Harris embarked on a specific quest. From the official description of 10% Happier:

A lifelong nonbeliever, he found himself on a bizarre adventure, involving a disgraced pastor, a mysterious self-help guru, and a gaggle of brain scientists. Eventually, Harris realized that the source of his problems was the very thing he always thought was his greatest asset: the incessant, insatiable voice in his head, which had both propelled him through the ranks of a hyper-competitive business and also led him to make the profoundly stupid decisions that provoked his on-air freak-out.

What did he eventually find that helped? MeditationKirkus Reviews recounts some of his process toward this realization:

Though Harris’ journalistic assignments would bring him face to face with influential self-help spiritualists Eckhart Tolle and Deepak Chopra, neither dispensed the precise amalgam of assurance and credibility necessary to truly diffuse his afflictions. After his wife Bianca’s success with books by sage psychiatrist Mark Epstein, Harris found himself connecting with the good doctor’s Buddhist leanings, befriending him and swiftly embracing the art of meditation, instead of debunking it as the hokey ‘exclusive province of bearded swamis, unwashed hippies, and fans of John Tesh music.’
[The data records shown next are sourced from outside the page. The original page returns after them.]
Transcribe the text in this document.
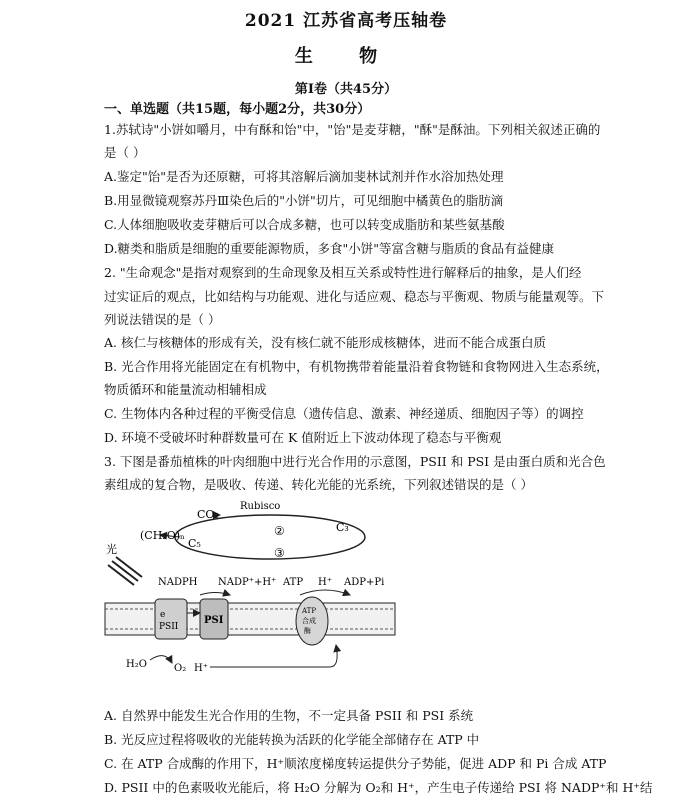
2021 江苏省高考压轴卷
生 物
第Ⅰ卷（共45分）
一、单选题（共15题，每小题2分，共30分）
1.苏轼诗"小饼如嚼月，中有酥和饴"中，"饴"是麦芽糖，"酥"是酥油。下列相关叙述正确的
是（ ）
A.鉴定"饴"是否为还原糖，可将其溶解后滴加斐林试剂并作水浴加热处理
B.用显微镜观察苏丹Ⅲ染色后的"小饼"切片，可见细胞中橘黄色的脂肪滴
C.人体细胞吸收麦芽糖后可以合成多糖，也可以转变成脂肪和某些氨基酸
D.糖类和脂质是细胞的重要能源物质，多食"小饼"等富含糖与脂质的食品有益健康
2. "生命观念"是指对观察到的生命现象及相互关系或特性进行解释后的抽象，是人们经
过实证后的观点，比如结构与功能观、进化与适应观、稳态与平衡观、物质与能量观等。下
列说法错误的是（ ）
A. 核仁与核糖体的形成有关，没有核仁就不能形成核糖体，进而不能合成蛋白质
B. 光合作用将光能固定在有机物中，有机物携带着能量沿着食物链和食物网进入生态系统，
物质循环和能量流动相辅相成
C. 生物体内各种过程的平衡受信息（遗传信息、激素、神经递质、细胞因子等）的调控
D. 环境不受破坏时种群数量可在 K 值附近上下波动体现了稳态与平衡观
3. 下图是番茄植株的叶肉细胞中进行光合作用的示意图，PSII 和 PSI 是由蛋白质和光合色
素组成的复合物，是吸收、传递、转化光能的光系统，下列叙述错误的是（ ）
Rubisco
CO₂
C₃
C₅
(CH₂O)ₙ	②
③
光
NADPH NADP⁺+H⁺ ATP H⁺ ADP+Pi
e
PSII
PSI
ATP
合成
酶
H₂O	O₂ H⁺
A. 自然界中能发生光合作用的生物，不一定具备 PSII 和 PSI 系统
B. 光反应过程将吸收的光能转换为活跃的化学能全部储存在 ATP 中
C. 在 ATP 合成酶的作用下，H⁺顺浓度梯度转运提供分子势能，促进 ADP 和 Pi 合成 ATP
D. PSII 中的色素吸收光能后，将 H₂O 分解为 O₂和 H⁺，产生电子传递给 PSI 将 NADP⁺和 H⁺结
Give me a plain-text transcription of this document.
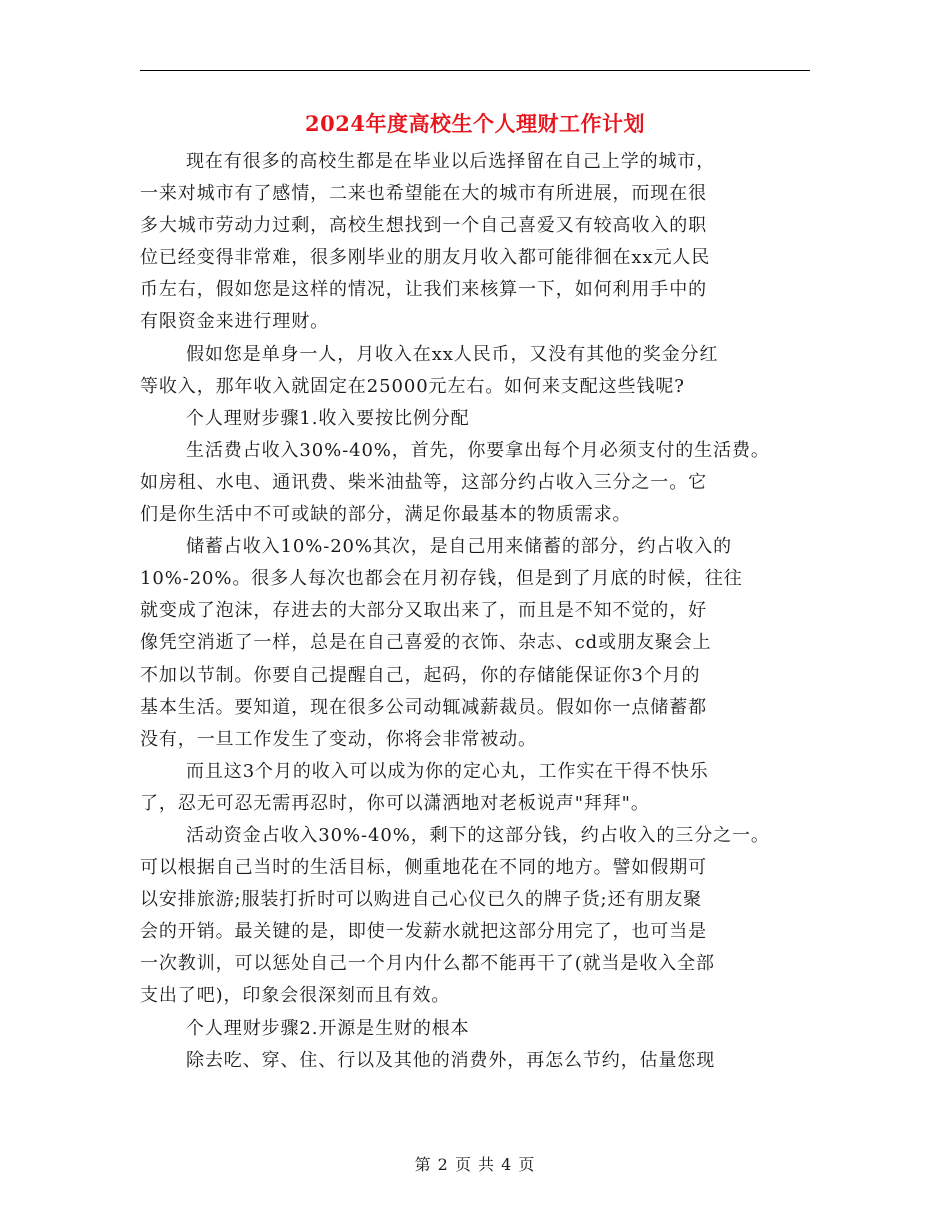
2024年度高校生个人理财工作计划
现在有很多的高校生都是在毕业以后选择留在自己上学的城市，
一来对城市有了感情，二来也希望能在大的城市有所进展，而现在很
多大城市劳动力过剩，高校生想找到一个自己喜爱又有较高收入的职
位已经变得非常难，很多刚毕业的朋友月收入都可能徘徊在xx元人民
币左右，假如您是这样的情况，让我们来核算一下，如何利用手中的
有限资金来进行理财。
假如您是单身一人，月收入在xx人民币，又没有其他的奖金分红
等收入，那年收入就固定在25000元左右。如何来支配这些钱呢?
个人理财步骤1.收入要按比例分配
生活费占收入30%-40%，首先，你要拿出每个月必须支付的生活费。
如房租、水电、通讯费、柴米油盐等，这部分约占收入三分之一。它
们是你生活中不可或缺的部分，满足你最基本的物质需求。
储蓄占收入10%-20%其次，是自己用来储蓄的部分，约占收入的
10%-20%。很多人每次也都会在月初存钱，但是到了月底的时候，往往
就变成了泡沫，存进去的大部分又取出来了，而且是不知不觉的，好
像凭空消逝了一样，总是在自己喜爱的衣饰、杂志、cd或朋友聚会上
不加以节制。你要自己提醒自己，起码，你的存储能保证你3个月的
基本生活。要知道，现在很多公司动辄减薪裁员。假如你一点储蓄都
没有，一旦工作发生了变动，你将会非常被动。
而且这3个月的收入可以成为你的定心丸，工作实在干得不快乐
了，忍无可忍无需再忍时，你可以潇洒地对老板说声"拜拜"。
活动资金占收入30%-40%，剩下的这部分钱，约占收入的三分之一。
可以根据自己当时的生活目标，侧重地花在不同的地方。譬如假期可
以安排旅游;服装打折时可以购进自己心仪已久的牌子货;还有朋友聚
会的开销。最关键的是，即使一发薪水就把这部分用完了，也可当是
一次教训，可以惩处自己一个月内什么都不能再干了(就当是收入全部
支出了吧)，印象会很深刻而且有效。
个人理财步骤2.开源是生财的根本
除去吃、穿、住、行以及其他的消费外，再怎么节约，估量您现
第 2 页 共 4 页
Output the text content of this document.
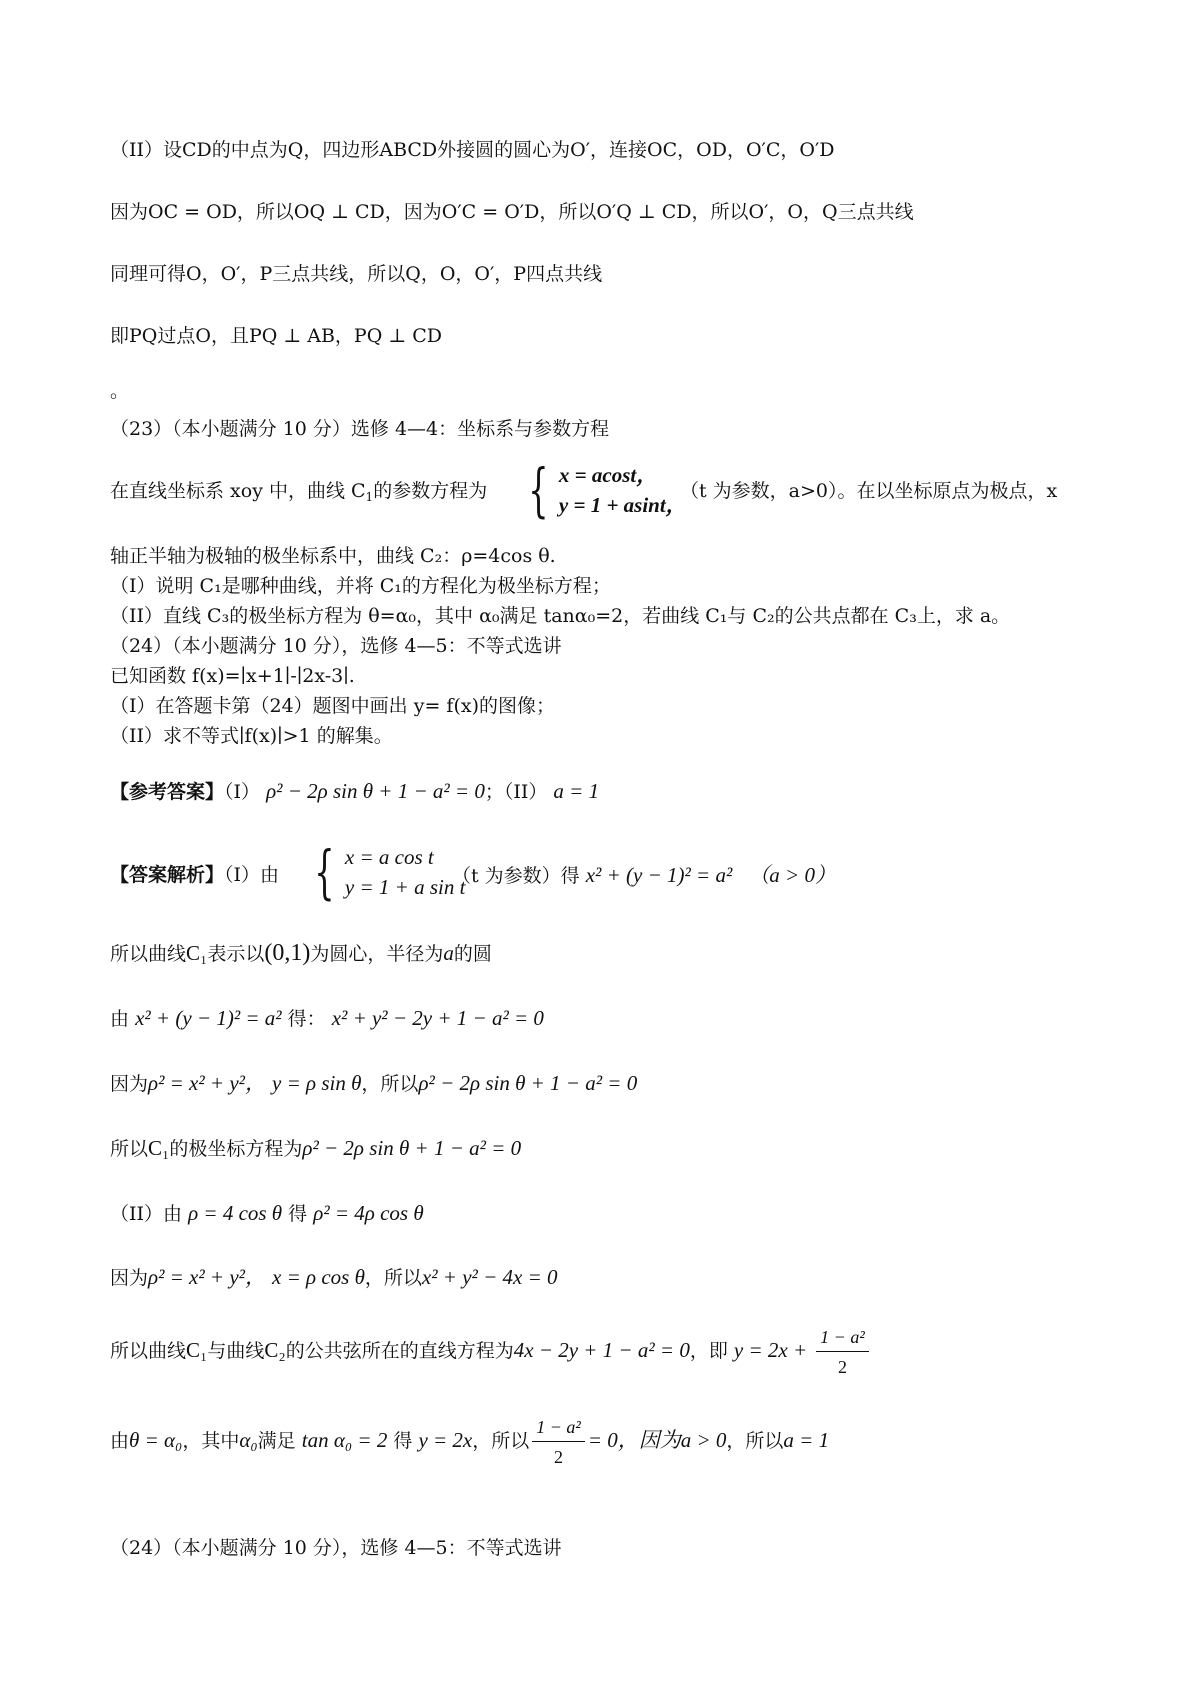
（II）设CD的中点为Q，四边形ABCD外接圆的圆心为O′，连接OC，OD，O′C，O′D
因为OC = OD，所以OQ ⊥ CD，因为O′C = O′D，所以O′Q ⊥ CD，所以O′，O，Q三点共线
同理可得O，O′，P三点共线，所以Q，O，O′，P四点共线
即PQ过点O，且PQ ⊥ AB，PQ ⊥ CD
。
（23）（本小题满分 10 分）选修 4—4：坐标系与参数方程
在直线坐标系 xoy 中，曲线 $C_1$的参数方程为 { x = acost，
y = 1 + asint，
（t 为参数，a>0）。在以坐标原点为极点，x
轴正半轴为极轴的极坐标系中，曲线 C₂：ρ=4cos θ.
（I）说明 C₁是哪种曲线，并将 C₁的方程化为极坐标方程；
（II）直线 C₃的极坐标方程为 θ=α₀，其中 α₀满足 tanα₀=2，若曲线 C₁与 C₂的公共点都在 C₃上，求 a。
（24）（本小题满分 10 分），选修 4—5：不等式选讲
已知函数 f(x)=∣x+1∣-∣2x-3∣.
（I）在答题卡第（24）题图中画出 y= f(x)的图像；
（II）求不等式∣f(x)∣>1 的解集。
【参考答案】（I） ρ² − 2ρ sin θ + 1 − a² = 0；（II） a = 1
【答案解析】（I）由 { x = a cos t
y = 1 + a sin t
（t 为参数）得 x² + (y − 1)² = a² （a > 0）
所以曲线C₁表示以(0,1)为圆心，半径为a的圆
由 x² + (y − 1)² = a² 得： x² + y² − 2y + 1 − a² = 0
因为ρ² = x² + y²， y = ρ sin θ，所以ρ² − 2ρ sin θ + 1 − a² = 0
所以C₁的极坐标方程为ρ² − 2ρ sin θ + 1 − a² = 0
（II）由 ρ = 4 cos θ 得 ρ² = 4ρ cos θ
因为ρ² = x² + y²， x = ρ cos θ，所以x² + y² − 4x = 0
所以曲线C₁与曲线C₂的公共弦所在的直线方程为4x − 2y + 1 − a² = 0，即 $y = 2x + \frac{\text{1 − a²}}{2}$
由θ = α₀，其中α₀满足 tan α₀ = 2 得 y = 2x，所以 $\frac{\text{1 − a²}}{2} = 0$，因为a > 0，所以a = 1
（24）（本小题满分 10 分），选修 4—5：不等式选讲
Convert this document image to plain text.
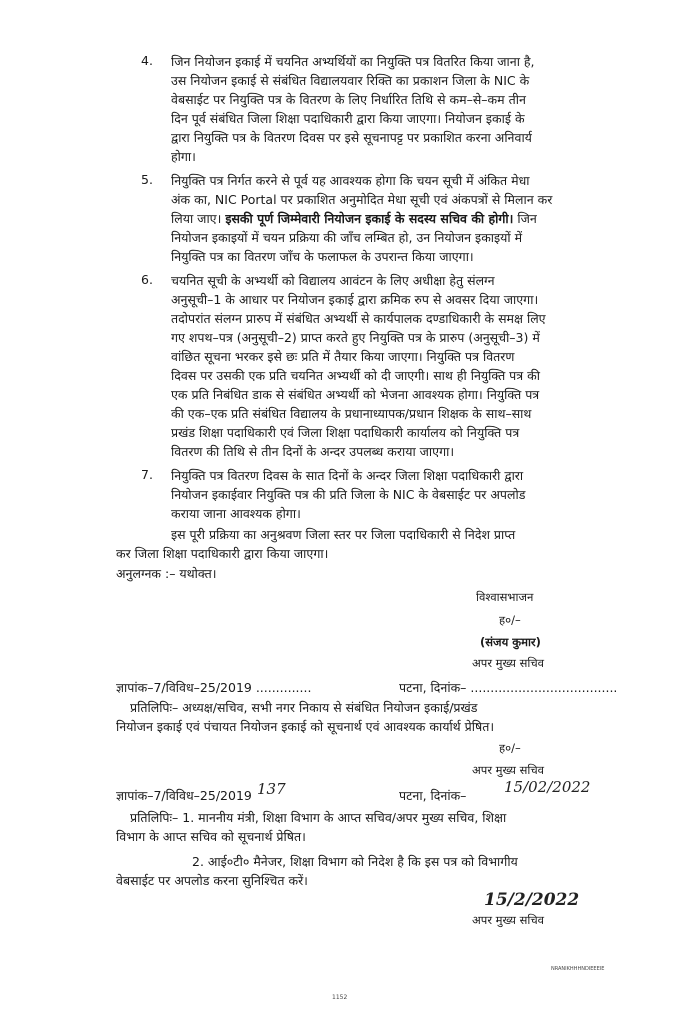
4. जिन नियोजन इकाई में चयनित अभ्यर्थियों का नियुक्ति पत्र वितरित किया जाना है,
उस नियोजन इकाई से संबंधित विद्यालयवार रिक्ति का प्रकाशन जिला के NIC के
वेबसाईट पर नियुक्ति पत्र के वितरण के लिए निर्धारित तिथि से कम–से–कम तीन
दिन पूर्व संबंधित जिला शिक्षा पदाधिकारी द्वारा किया जाएगा। नियोजन इकाई के
द्वारा नियुक्ति पत्र के वितरण दिवस पर इसे सूचनापट्ट पर प्रकाशित करना अनिवार्य
होगा।
5. नियुक्ति पत्र निर्गत करने से पूर्व यह आवश्यक होगा कि चयन सूची में अंकित मेधा
अंक का, NIC Portal पर प्रकाशित अनुमोदित मेधा सूची एवं अंकपत्रों से मिलान कर
लिया जाए। इसकी पूर्ण जिम्मेवारी नियोजन इकाई के सदस्य सचिव की होगी। जिन
नियोजन इकाइयों में चयन प्रक्रिया की जाँच लम्बित हो, उन नियोजन इकाइयों में
नियुक्ति पत्र का वितरण जाँच के फलाफल के उपरान्त किया जाएगा।
6. चयनित सूची के अभ्यर्थी को विद्यालय आवंटन के लिए अधीक्षा हेतु संलग्न
अनुसूची–1 के आधार पर नियोजन इकाई द्वारा क्रमिक रुप से अवसर दिया जाएगा।
तदोपरांत संलग्न प्रारुप में संबंधित अभ्यर्थी से कार्यपालक दण्डाधिकारी के समक्ष लिए
गए शपथ–पत्र (अनुसूची–2) प्राप्त करते हुए नियुक्ति पत्र के प्रारुप (अनुसूची–3) में
वांछित सूचना भरकर इसे छः प्रति में तैयार किया जाएगा। नियुक्ति पत्र वितरण
दिवस पर उसकी एक प्रति चयनित अभ्यर्थी को दी जाएगी। साथ ही नियुक्ति पत्र की
एक प्रति निबंधित डाक से संबंधित अभ्यर्थी को भेजना आवश्यक होगा। नियुक्ति पत्र
की एक–एक प्रति संबंधित विद्यालय के प्रधानाध्यापक/प्रधान शिक्षक के साथ–साथ
प्रखंड शिक्षा पदाधिकारी एवं जिला शिक्षा पदाधिकारी कार्यालय को नियुक्ति पत्र
वितरण की तिथि से तीन दिनों के अन्दर उपलब्ध कराया जाएगा।
7. नियुक्ति पत्र वितरण दिवस के सात दिनों के अन्दर जिला शिक्षा पदाधिकारी द्वारा
नियोजन इकाईवार नियुक्ति पत्र की प्रति जिला के NIC के वेबसाईट पर अपलोड
कराया जाना आवश्यक होगा।
इस पूरी प्रक्रिया का अनुश्रवण जिला स्तर पर जिला पदाधिकारी से निदेश प्राप्त
कर जिला शिक्षा पदाधिकारी द्वारा किया जाएगा।
अनुलग्नक :– यथोक्त।
विश्वासभाजन
ह०/–
(संजय कुमार)
अपर मुख्य सचिव
ज्ञापांक–7/विविध–25/2019 ..............	पटना, दिनांक– .....................................
प्रतिलिपिः– अध्यक्ष/सचिव, सभी नगर निकाय से संबंधित नियोजन इकाई/प्रखंड
नियोजन इकाई एवं पंचायत नियोजन इकाई को सूचनार्थ एवं आवश्यक कार्यार्थ प्रेषित।
ह०/–
अपर मुख्य सचिव
ज्ञापांक–7/विविध–25/2019 137	पटना, दिनांक–	15/02/2022
प्रतिलिपिः– 1. माननीय मंत्री, शिक्षा विभाग के आप्त सचिव/अपर मुख्य सचिव, शिक्षा
विभाग के आप्त सचिव को सूचनार्थ प्रेषित।
2. आई०टी० मैनेजर, शिक्षा विभाग को निदेश है कि इस पत्र को विभागीय
वेबसाईट पर अपलोड करना सुनिश्चित करें।
15/2/2022
अपर मुख्य सचिव
NRANIKHHHNDIEEEIE
1152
From Harris’s Preface to 10% Happier, in which the book title is explained:

Meditation suffers from a towering PR problem, largely because its most prominent proponents talk as if they have a perpetual pan flute accompaniment. If you can get past the cultural baggage, though, what you’ll find is that meditation is simply exercise for your brain. It’s a proven technique for preventing the voice in your head from leading you around by the nose. To be clear, it’s not a miracle cure. It won’t make you taller or better-looking, nor will it magically solve all of your problems. You should disregard the fancy books and the famous gurus promising immediate enlightenment. In my experience, meditation makes you 10% happier. That’s an absurdly unscientific estimate, of course. But still, not a bad return on investment.

At first it was only five minutes a day that he meditated. But the three benefits he found immediately, he says, were:

  1.  Increased focus
  2.  A greater sense of calm
  3.  A vastly improved ability to jolt myself out of rumination and fantasies about the past or the future, and back to whatever was happening right in front of my face

Now Harris has been practicing meditation for about four years, 35 minutes per day. Another important benefit he’s been able to find? It has to do with that “voice”:

I created a different relationship to the voice in my head. You know the voice I’m talking about. It’s what has us reaching into the fridge when we’re not hungry, checking our e-mail while we’re in conversation with other people, and losing our temper only to regret it later. The ability to see what’s going on in your head at any given moment without reacting to it blindly—often called ‘mindfulness’—is a superpower. I’m certainly not arguing that meditation is a panacea. I still do tons of stupid stuff – as my wife will attest. But the practice has definitely made me happier, calmer, and nicer.

Things he still struggles with are decreasing his multitasking attempts and his mindless and compulsive eating. Habits he’s broken are his use of self-medicating drugs (cocaine and ecstasy) which he’s now learned had led to brain changes (too much adrenaline) that likely contributed to his panic.